I could see part of the repair from the front, but the back of the repair gave a better idea of what it was and why it was. When I removed the barrel this is what I saw[Figure 1.]. Until I removed the timing cover and it's contents I couldn't be 100% sure, but from a look at the pics in the manual and where it was, it was most likely to be something to do with the cam followers.


Figure 1. The back of the repair.

When I pulled the timing chest off the first thing that was obvious was the, badly, enlarged drilling's in the oil passage bosses in the timing cover. So oil could freely be pumped into the timing chest instead of squirting to the places wanting oil; turned out it didn't really matter;-) The cam support plate looks like it's been welded and ground down, I am guessing this was done to relocate the hole for the cam follower spindle bolt. When the cam support plate was removed I could see the "repair" in all it's glory. The cam follower crankcase spindle boss has been replaced by a brass boss brazed to a thin steel plate which is screwed to the case.
Figure 2. Repair from inside the timing chest.

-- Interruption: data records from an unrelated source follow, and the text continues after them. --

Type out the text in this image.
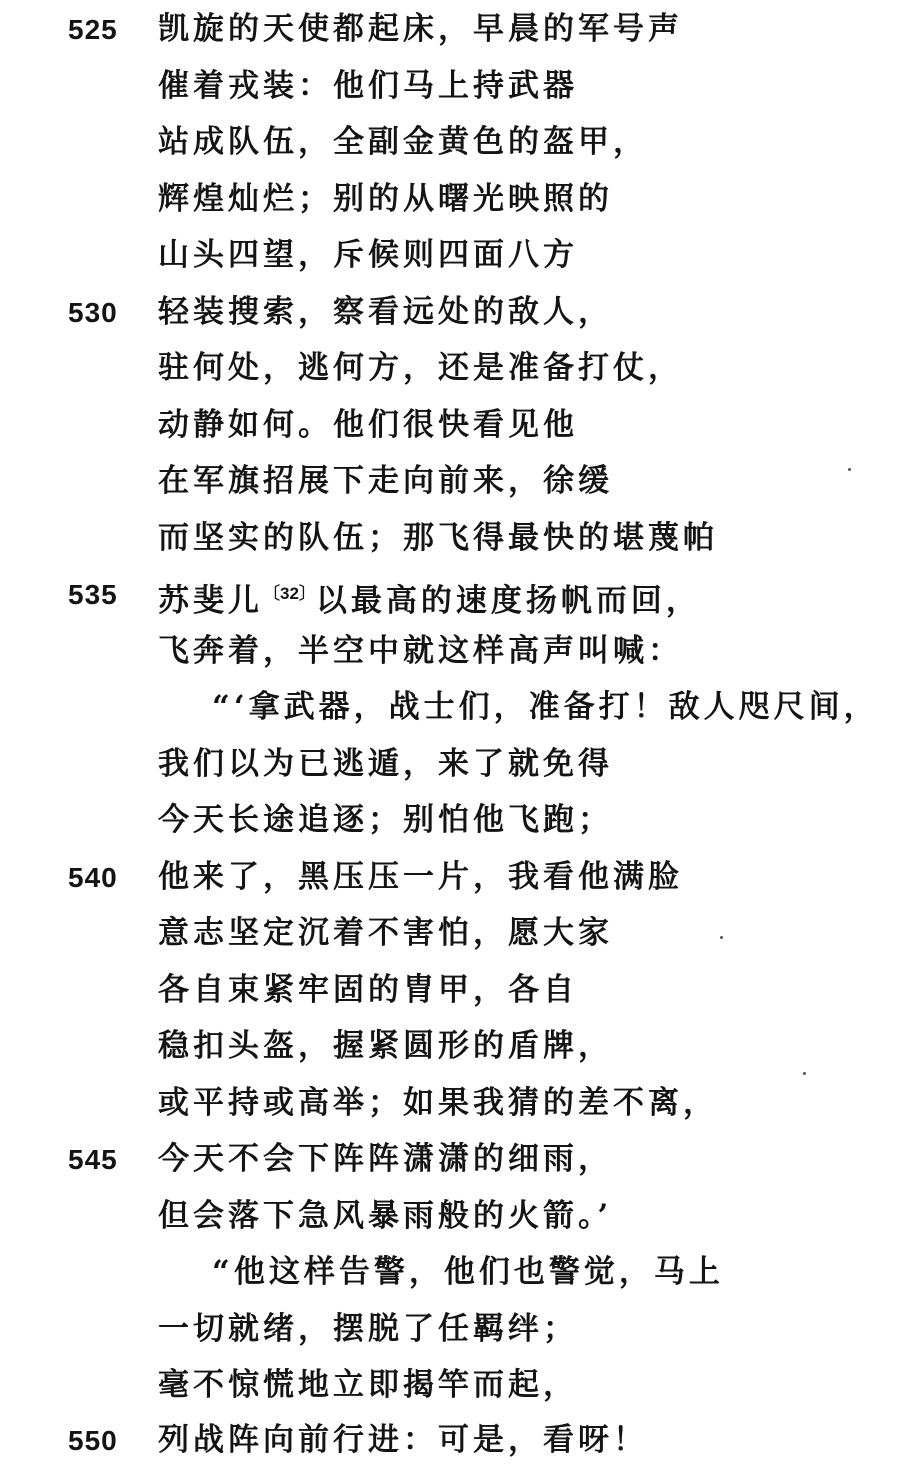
525	凯旋的天使都起床，早晨的军号声
催着戎装：他们马上持武器
站成队伍，全副金黄色的盔甲，
辉煌灿烂；别的从曙光映照的
山头四望，斥候则四面八方
530	轻装搜索，察看远处的敌人，
驻何处，逃何方，还是准备打仗，
动静如何。他们很快看见他
在军旗招展下走向前来，徐缓
而坚实的队伍；那飞得最快的堪蔑帕
535	苏斐儿$^{〔32〕}$以最高的速度扬帆而回，
飞奔着，半空中就这样高声叫喊：
“‘拿武器，战士们，准备打！敌人咫尺间，
我们以为已逃遁，来了就免得
今天长途追逐；别怕他飞跑；
540	他来了，黑压压一片，我看他满脸
意志坚定沉着不害怕，愿大家
各自束紧牢固的胄甲，各自
稳扣头盔，握紧圆形的盾牌，
或平持或高举；如果我猜的差不离，
545	今天不会下阵阵潇潇的细雨，
但会落下急风暴雨般的火箭。’
“他这样告警，他们也警觉，马上
一切就绪，摆脱了任羁绊；
毫不惊慌地立即揭竿而起，
550	列战阵向前行进：可是，看呀！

The repair is screwed in with thirteen 4BA screws. The screws are around three sides of the repair. The back edge of the repair and the crankcase didn't meet and the gap was covered with the big wodge of epoxy. The cam and followers are pretty badly worn [that's the metal I found in the oil tank]. The pump must have sent the metal back to the tank! The timing chest and timing cover show some odd signs of damage, looks like bit's have been chiseled out in places? The valve lifter has been ground away so the cam follower would touch the cam! The crank pinion has a big part of a tooth missing and the idler and cam drive gear have some damage. The oil pump pinion and worm are really worn, I wouldn't put either in a motor.

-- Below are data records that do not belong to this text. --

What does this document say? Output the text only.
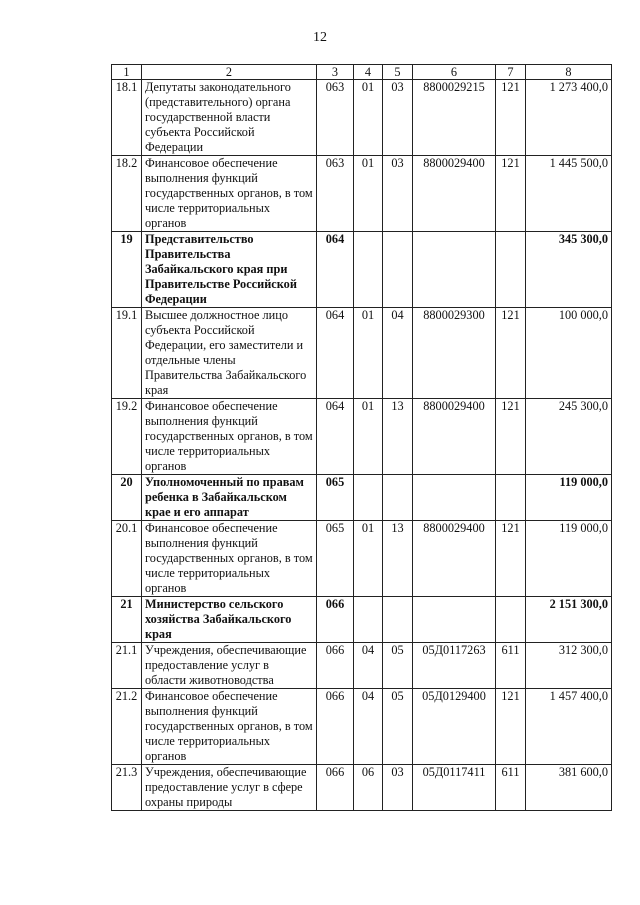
12
1	2	3	4	5	6	7	8
18.1	Депутаты законодательного (представительного) органа государственной власти субъекта Российской Федерации	063	01	03	8800029215	121	1 273 400,0
18.2	Финансовое обеспечение выполнения функций государственных органов, в том числе территориальных органов	063	01	03	8800029400	121	1 445 500,0
19	Представительство Правительства Забайкальского края при Правительстве Российской Федерации	064					345 300,0
19.1	Высшее должностное лицо субъекта Российской Федерации, его заместители и отдельные члены Правительства Забайкальского края	064	01	04	8800029300	121	100 000,0
19.2	Финансовое обеспечение выполнения функций государственных органов, в том числе территориальных органов	064	01	13	8800029400	121	245 300,0
20	Уполномоченный по правам ребенка в Забайкальском крае и его аппарат	065					119 000,0
20.1	Финансовое обеспечение выполнения функций государственных органов, в том числе территориальных органов	065	01	13	8800029400	121	119 000,0
21	Министерство сельского хозяйства Забайкальского края	066					2 151 300,0
21.1	Учреждения, обеспечивающие предоставление услуг в области животноводства	066	04	05	05Д0117263	611	312 300,0
21.2	Финансовое обеспечение выполнения функций государственных органов, в том числе территориальных органов	066	04	05	05Д0129400	121	1 457 400,0
21.3	Учреждения, обеспечивающие предоставление услуг в сфере охраны природы	066	06	03	05Д0117411	611	381 600,0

Figure 3. You don't really get the amount of lifter wear from the picture, the lifters are meant to have something like a 3/8 radius!

The cam has a lot of duration and it was only when I started looking for a cam I found it's one usually run with lifters with much larger radius. I can only speculate the small radius might have contributed to the cam and follower wear. The advance gear looks intact, but it has a lot of metal buried in it so I am going to have to replace the gear. The advance gear was infact running out enough to cause 'tight spots', I didn't notice till I reassembled the bottom end, I think the gear hub had been distorted when a new gear had been riveted on, so a new ATD hub had to fitted. Someone had been in the timing chest since cam/follower wear started, to grind the valve lifter away.


Figure 4. Timing cover, prior to having a cam spray feed added, the cover is how it came, the cam feed oilway had that countersink. The oil way was bored to straighten the hole, then an aluminium plug was pressed in and a new oil way drilled. The copper bit in the pic is the new cam spraybar oil way, it was soldered to the copper tube then drilled.

The timing cover had the cam oil way countersunk so all the oil would have been squirted out into the timing chest, well as the crank was blocked it didn't really matter. This was fixed and a cam spray bar was added, the cam support plate I bought came with one so I presume the later engines had one, the time it took to get decent cam and followers I want them kept well slippery. The oil feed quill had been almost cut through by the mushroomed end of the crank!